Flame Time
TanayLabUtilities.FlameTime
—
Module
Generate a coarse-grained flameview. If the environment variable
JULIA_FLAME_MEASUREMENTS_FILE
is set, it should contain the path of a file to append measurements into. Every call to
flame_timed
will collect measurements, and on normal program exit, the total ("folded") measurements are written into this file. The file can't be directly viewed using
flameview.py
; it needs to be converted to a proper flameview file using
finalize_flameview
.
Measurements are appended into the file, so that running multiple programs automatically creates a unified file for a whole computational pipeline. Measurement stacks are prefixed by the program name (
basename(source_path())
or
Main
). If you want to separately measure each program execution, use a different measurements file for each. Also, there's no locking done, so running programs in parallel with the same measurements file will not end well.
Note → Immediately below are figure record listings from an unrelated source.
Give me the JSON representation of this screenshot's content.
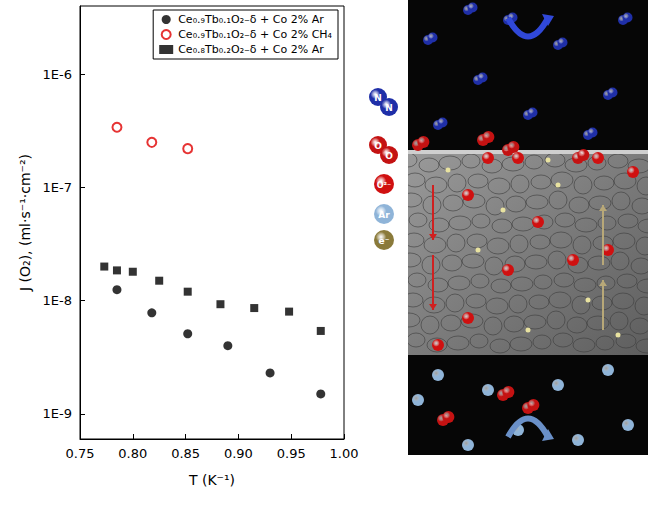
{
  "chart_data": {
    "type": "scatter",
    "x_label": "T (K⁻¹)",
    "y_label": "J (O₂), (ml·s⁻¹·cm⁻²)",
    "xlim": [
      0.75,
      1.0
    ],
    "xticks": [
      {
        "value": 0.75,
        "label": "0.75"
      },
      {
        "value": 0.8,
        "label": "0.80"
      },
      {
        "value": 0.85,
        "label": "0.85"
      },
      {
        "value": 0.9,
        "label": "0.90"
      },
      {
        "value": 0.95,
        "label": "0.95"
      },
      {
        "value": 1.0,
        "label": "1.00"
      }
    ],
    "ylim": [
      6e-10,
      4e-06
    ],
    "yticks": [
      {
        "value": 1e-09,
        "label": "1E-9"
      },
      {
        "value": 1e-08,
        "label": "1E-8"
      },
      {
        "value": 1e-07,
        "label": "1E-7"
      },
      {
        "value": 1e-06,
        "label": "1E-6"
      }
    ],
    "log": "y",
    "grid": false,
    "legend": "upper right",
    "series": [
      {
        "name": "Ce₀.₉Tb₀.₁O₂₋δ + Co 2% Ar",
        "color": "#000000",
        "marker": "circle",
        "x": [
          0.785,
          0.818,
          0.852,
          0.89,
          0.93,
          0.978
        ],
        "values": [
          1.25e-08,
          7.8e-09,
          5.1e-09,
          4e-09,
          2.3e-09,
          1.5e-09
        ]
      },
      {
        "name": "Ce₀.₉Tb₀.₁O₂₋δ + Co 2% CH₄",
        "color": "#e00000",
        "marker": "circle_open",
        "x": [
          0.785,
          0.818,
          0.852
        ],
        "values": [
          3.4e-07,
          2.5e-07,
          2.2e-07
        ]
      },
      {
        "name": "Ce₀.₈Tb₀.₂O₂₋δ + Co 2% Ar",
        "color": "#000000",
        "marker": "square",
        "x": [
          0.773,
          0.785,
          0.8,
          0.825,
          0.852,
          0.883,
          0.915,
          0.948,
          0.978
        ],
        "values": [
          2e-08,
          1.85e-08,
          1.8e-08,
          1.5e-08,
          1.2e-08,
          9.3e-09,
          8.6e-09,
          8e-09,
          5.4e-09
        ]
      }
    ]
  },
  "schematic": {
    "icons": [
      {
        "labels": [
          "N",
          "N"
        ],
        "color": "#1f2fa8"
      },
      {
        "labels": [
          "O",
          "O"
        ],
        "color": "#c41212"
      },
      {
        "labels": [
          "O²⁻"
        ],
        "color": "#d01010"
      },
      {
        "labels": [
          "Ar"
        ],
        "color": "#8fb4d8"
      },
      {
        "labels": [
          "e⁻"
        ],
        "color": "#8a7a3a"
      }
    ]
  }
}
This serves as a very lightweight mechanism for visualizing program performance. Every
@logged
function and every
parallel_loop
is automatically a measured step, so one gets a pretty decent level of detail "for free". It is possible to supplement this with occasional calls to
flame_timed
to increase the level of detail. Of course one can ignore all of this and use more detailed tools such as
Profile
when profiling for performance in anger.
TanayLabUtilities.FlameTime.flame_timed
—
Function
flame_timed(body::Function, name::AbstractString)::Any
Add a measurement to the flameview file for the execution of the
body
under the specified
name
. We distinguish between "serial" measurements (in the top-level main thread) and "parallel" measurements (inside tasks invoked from within a
parallel_loop
). For parallel code we can only meaningfully measure elapsed time. For serial code (including complete
parallel_loop
), we measure much more - GC overhead, CPU time, page faults, IO, and context switches.
If
name
starts with
.
, then we take the name of the surrounding
flame_timed
context (which must exist) and append the
name
to it. This allows easily marking sections inside logged functions (e.g.
flame_timed(".loop")
) in a way that still makes sense when generating a reversed flame graph.
If
JULIA_FLAME_MEASUREMENTS_FILE
was not specified, this just invokes the
body
without (almost) any overhead.
This is automatically invoked for every
@logged
function, which greatly reduces the need to manually annotate code sections with an explicit
flame_timed
call, though this is still useful when sections of a function need to be measured, or for wrapping calls to expensive standard library functions of interest.
TanayLabUtilities.FlameTime.finalize_flameview
—
Function
finalize_flameview(;
measurements_path::AbstractString,
flameview_path::AbstractString,
reversed::Bool = false,
)::Nothing
Convert the collected measurements in the
measurement_path
into a proper
flameview
file, suitable for use with This is needed for several reasons:
- The measurements are inclusive (that is, the elapsed time of a step includes the elapsed time of all nested steps).
- Measurements of serial steps (which should add to the total execution time) are mixed with the measurements of parallel steps (which would add up to much more).
- We collect much more than (elapsed) time, so we need to generate a nive HTML annotation for each line to show the extra data.
In addition, a reversed flamegraph (showing callers instead of callees) doesn't work well when just reversing the stacks of the flameview file, because the annotations won't be properly computed. Specify
reversed
to generate a proper reversed flameview file.
Each
parallel_loop
is therefore measured twice, once as a serial step and once as a parallel step. We scale the parallel time (and everything nested in it) so it adds up to the serial time. We then convert all the inclusive measurements to exclusive ones. The result is a flameview that shows the contribution of everything (serial and parallel steps) to the total execution time, under the assumption that the number of iterations in the parallel loops is large enough that it is the sum of parallel steps that matters.
This will not work if you call
flame_timed
inside an explicit
@threads
loops. You must use a
parallel_loop
instead.
Parallel names are suffixed with
_[1]
to allow using different colors for serial and parallel code. This only works with
flameview
; in general the generated file only works with
flameview.py
. If you want to feed it into a
flamegraph
tool, you will need to pass it through
sed 's/ #.*//;s/_\[1\]/_[j]/'
- that is, get rid of the (very useful) annotations attached to each node, and switch to a
_[j]
suffix (or any other suffix you choose that works with
flamegraph.pl
, or even completely get rid of the suffix.)